Mon corps est soudain ébranlé. Leur regard. Un vent de panique se soulève en moi. Les deux Gardes me dévisagent. Leurs yeux plissés, leur main posée la garde de leur rapière. Non, non non, je ne dois pas… Mon cœur bat à tout rompre. Piquer leur intérêt est la pire chose qui pouvait arriver.
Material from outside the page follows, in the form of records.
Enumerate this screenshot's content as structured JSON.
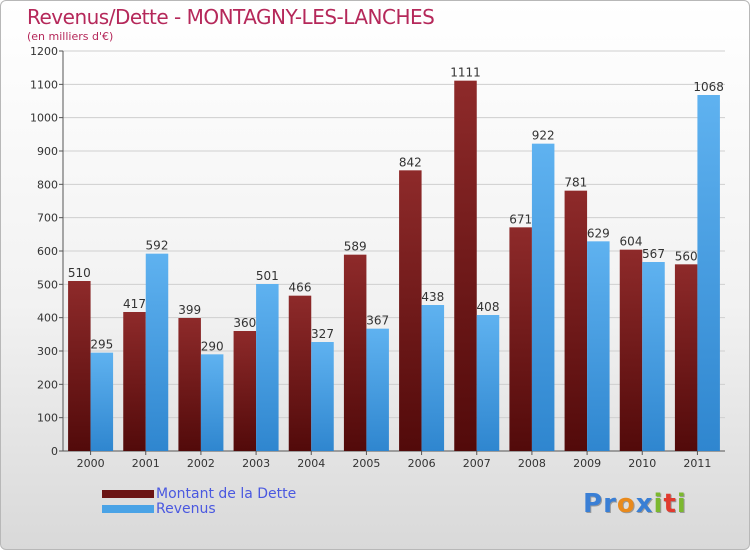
{
  "title": "Revenus/Dette - MONTAGNY-LES-LANCHES",
  "subtitle": "(en milliers d'€)",
  "logo": {
    "letters": [
      {
        "ch": "P",
        "color": "#3a7fd5"
      },
      {
        "ch": "r",
        "color": "#3a7fd5"
      },
      {
        "ch": "o",
        "color": "#e98a1c"
      },
      {
        "ch": "x",
        "color": "#3a7fd5"
      },
      {
        "ch": "i",
        "color": "#7cb82f"
      },
      {
        "ch": "t",
        "color": "#e03a2f"
      },
      {
        "ch": "i",
        "color": "#7cb82f"
      }
    ]
  },
  "chart_data": {
    "type": "bar",
    "categories": [
      "2000",
      "2001",
      "2002",
      "2003",
      "2004",
      "2005",
      "2006",
      "2007",
      "2008",
      "2009",
      "2010",
      "2011"
    ],
    "series": [
      {
        "name": "Montant de la Dette",
        "color": "#7a1f1f",
        "values": [
          510,
          417,
          399,
          360,
          466,
          589,
          842,
          1111,
          671,
          781,
          604,
          560
        ]
      },
      {
        "name": "Revenus",
        "color": "#4aa3e6",
        "values": [
          295,
          592,
          290,
          501,
          327,
          367,
          438,
          408,
          922,
          629,
          567,
          1068
        ]
      }
    ],
    "yticks": [
      0,
      100,
      200,
      300,
      400,
      500,
      600,
      700,
      800,
      900,
      1000,
      1100,
      1200
    ],
    "ylim": [
      0,
      1200
    ],
    "grid": true,
    "legend_position": "bottom-left"
  }
}
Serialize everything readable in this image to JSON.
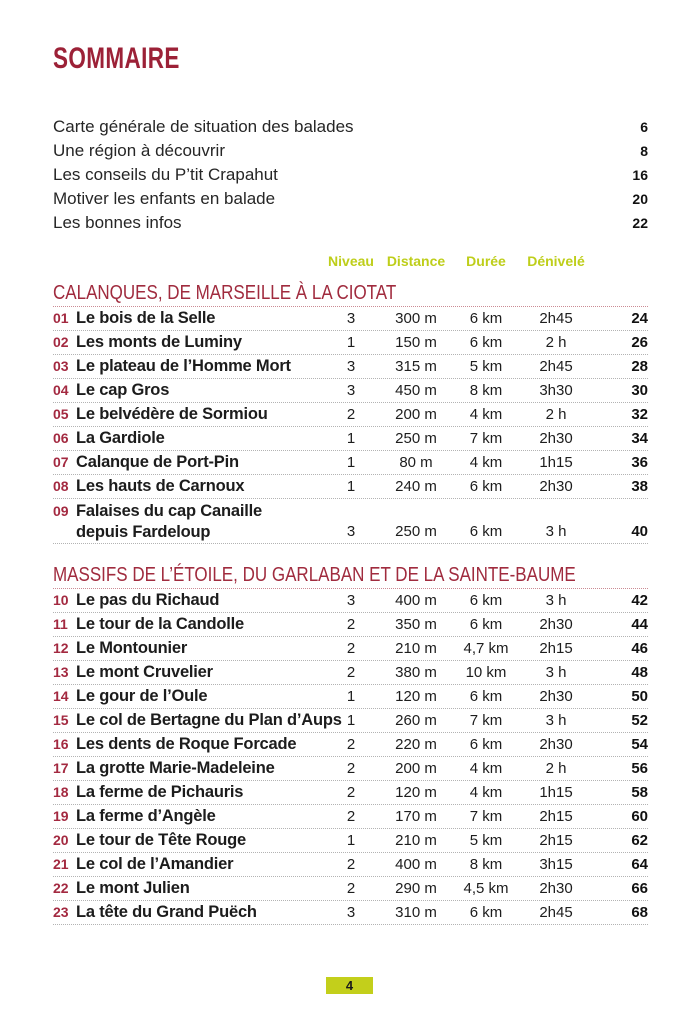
{
  "page": {
    "title": "SOMMAIRE",
    "footer_page_number": "4"
  },
  "colors": {
    "title_red": "#9c2137",
    "section_red": "#a02b3e",
    "number_red": "#a32940",
    "header_green": "#bece1a",
    "badge_green": "#c3cf1b",
    "rule_gray": "#b3b3b3",
    "rule_red": "#cb8b94"
  },
  "intro_items": [
    {
      "label": "Carte générale de situation des balades",
      "page": "6"
    },
    {
      "label": "Une région à découvrir",
      "page": "8"
    },
    {
      "label": "Les conseils du P’tit Crapahut",
      "page": "16"
    },
    {
      "label": "Motiver les enfants en balade",
      "page": "20"
    },
    {
      "label": "Les bonnes infos",
      "page": "22"
    }
  ],
  "table_headers": {
    "niveau": "Niveau",
    "distance": "Distance",
    "duree": "Durée",
    "denivele": "Dénivelé"
  },
  "sections": [
    {
      "title": "CALANQUES, DE MARSEILLE À LA CIOTAT",
      "routes": [
        {
          "num": "01",
          "title": "Le bois de la Selle",
          "niveau": "3",
          "distance": "300 m",
          "duree": "6 km",
          "denivele": "2h45",
          "page": "24"
        },
        {
          "num": "02",
          "title": "Les monts de Luminy",
          "niveau": "1",
          "distance": "150 m",
          "duree": "6 km",
          "denivele": "2 h",
          "page": "26"
        },
        {
          "num": "03",
          "title": "Le plateau de l’Homme Mort",
          "niveau": "3",
          "distance": "315 m",
          "duree": "5 km",
          "denivele": "2h45",
          "page": "28"
        },
        {
          "num": "04",
          "title": "Le cap Gros",
          "niveau": "3",
          "distance": "450 m",
          "duree": "8 km",
          "denivele": "3h30",
          "page": "30"
        },
        {
          "num": "05",
          "title": "Le belvédère de Sormiou",
          "niveau": "2",
          "distance": "200 m",
          "duree": "4 km",
          "denivele": "2 h",
          "page": "32"
        },
        {
          "num": "06",
          "title": "La Gardiole",
          "niveau": "1",
          "distance": "250 m",
          "duree": "7 km",
          "denivele": "2h30",
          "page": "34"
        },
        {
          "num": "07",
          "title": "Calanque de Port-Pin",
          "niveau": "1",
          "distance": "80 m",
          "duree": "4 km",
          "denivele": "1h15",
          "page": "36"
        },
        {
          "num": "08",
          "title": "Les hauts de Carnoux",
          "niveau": "1",
          "distance": "240 m",
          "duree": "6 km",
          "denivele": "2h30",
          "page": "38"
        },
        {
          "num": "09",
          "title": "Falaises du cap Canaille",
          "title_line2": "depuis Fardeloup",
          "niveau": "3",
          "distance": "250 m",
          "duree": "6 km",
          "denivele": "3 h",
          "page": "40"
        }
      ]
    },
    {
      "title": "MASSIFS DE L’ÉTOILE, DU GARLABAN ET DE LA SAINTE-BAUME",
      "routes": [
        {
          "num": "10",
          "title": "Le pas du Richaud",
          "niveau": "3",
          "distance": "400 m",
          "duree": "6 km",
          "denivele": "3 h",
          "page": "42"
        },
        {
          "num": "11",
          "title": "Le tour de la Candolle",
          "niveau": "2",
          "distance": "350 m",
          "duree": "6 km",
          "denivele": "2h30",
          "page": "44"
        },
        {
          "num": "12",
          "title": "Le Montounier",
          "niveau": "2",
          "distance": "210 m",
          "duree": "4,7 km",
          "denivele": "2h15",
          "page": "46"
        },
        {
          "num": "13",
          "title": "Le mont Cruvelier",
          "niveau": "2",
          "distance": "380 m",
          "duree": "10 km",
          "denivele": "3 h",
          "page": "48"
        },
        {
          "num": "14",
          "title": "Le gour de l’Oule",
          "niveau": "1",
          "distance": "120 m",
          "duree": "6 km",
          "denivele": "2h30",
          "page": "50"
        },
        {
          "num": "15",
          "title": "Le col de Bertagne du Plan d’Aups",
          "niveau": "1",
          "distance": "260 m",
          "duree": "7 km",
          "denivele": "3 h",
          "page": "52"
        },
        {
          "num": "16",
          "title": "Les dents de Roque Forcade",
          "niveau": "2",
          "distance": "220 m",
          "duree": "6 km",
          "denivele": "2h30",
          "page": "54"
        },
        {
          "num": "17",
          "title": "La grotte Marie-Madeleine",
          "niveau": "2",
          "distance": "200 m",
          "duree": "4 km",
          "denivele": "2 h",
          "page": "56"
        },
        {
          "num": "18",
          "title": "La ferme de Pichauris",
          "niveau": "2",
          "distance": "120 m",
          "duree": "4 km",
          "denivele": "1h15",
          "page": "58"
        },
        {
          "num": "19",
          "title": "La ferme d’Angèle",
          "niveau": "2",
          "distance": "170 m",
          "duree": "7 km",
          "denivele": "2h15",
          "page": "60"
        },
        {
          "num": "20",
          "title": "Le tour de Tête Rouge",
          "niveau": "1",
          "distance": "210 m",
          "duree": "5 km",
          "denivele": "2h15",
          "page": "62"
        },
        {
          "num": "21",
          "title": "Le col de l’Amandier",
          "niveau": "2",
          "distance": "400 m",
          "duree": "8 km",
          "denivele": "3h15",
          "page": "64"
        },
        {
          "num": "22",
          "title": "Le mont Julien",
          "niveau": "2",
          "distance": "290 m",
          "duree": "4,5 km",
          "denivele": "2h30",
          "page": "66"
        },
        {
          "num": "23",
          "title": "La tête du Grand Puëch",
          "niveau": "3",
          "distance": "310 m",
          "duree": "6 km",
          "denivele": "2h45",
          "page": "68"
        }
      ]
    }
  ]
}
Là, avachie contre cette statue de chat, j’ai tout sauf l’air normale.
- Elle a tué sa propre famille.
- Meurtrière !
- ASSASSINE !!!
Mes yeux vagabondent sauvagement pour trouver une échappatoire. Gauche, droite, dans les ruelles adjacentes, derrière les jolis pots de fleurs. C’est alors que je la trouve.
Miaou miaaouuuuu !
Cette drôle de sonnette.
Mais rien de ce que j’aurais pu imaginer n’aurait pu me préparer à ce qui allait suivre.
- J’arrive, j’arrive !
La porte s’ouvre.
- Vous voilà enfin ! On vous attendait avec impatience.
Une femme, la cinquantaine. Des boucles brunes enveloppant voluptueusement sa joue droite, un crâne rasé de l’autre pour souligner sa balafre en dents de scie. Et cette boucle d’oreille. Une dent aux bords dentelés. Celle d’une Charybde.
- J’ai bien cru qu’une sirène vous avait emportée au loin et que je n’aurais jamais eu le plaisir de faire votre rencontre. Appelez-moi Martha, tout simplement.
Devant moi se tient la seule et unique Pourfendeuse des Mers, l’Aventurière de légende : Martha Vollenzosky.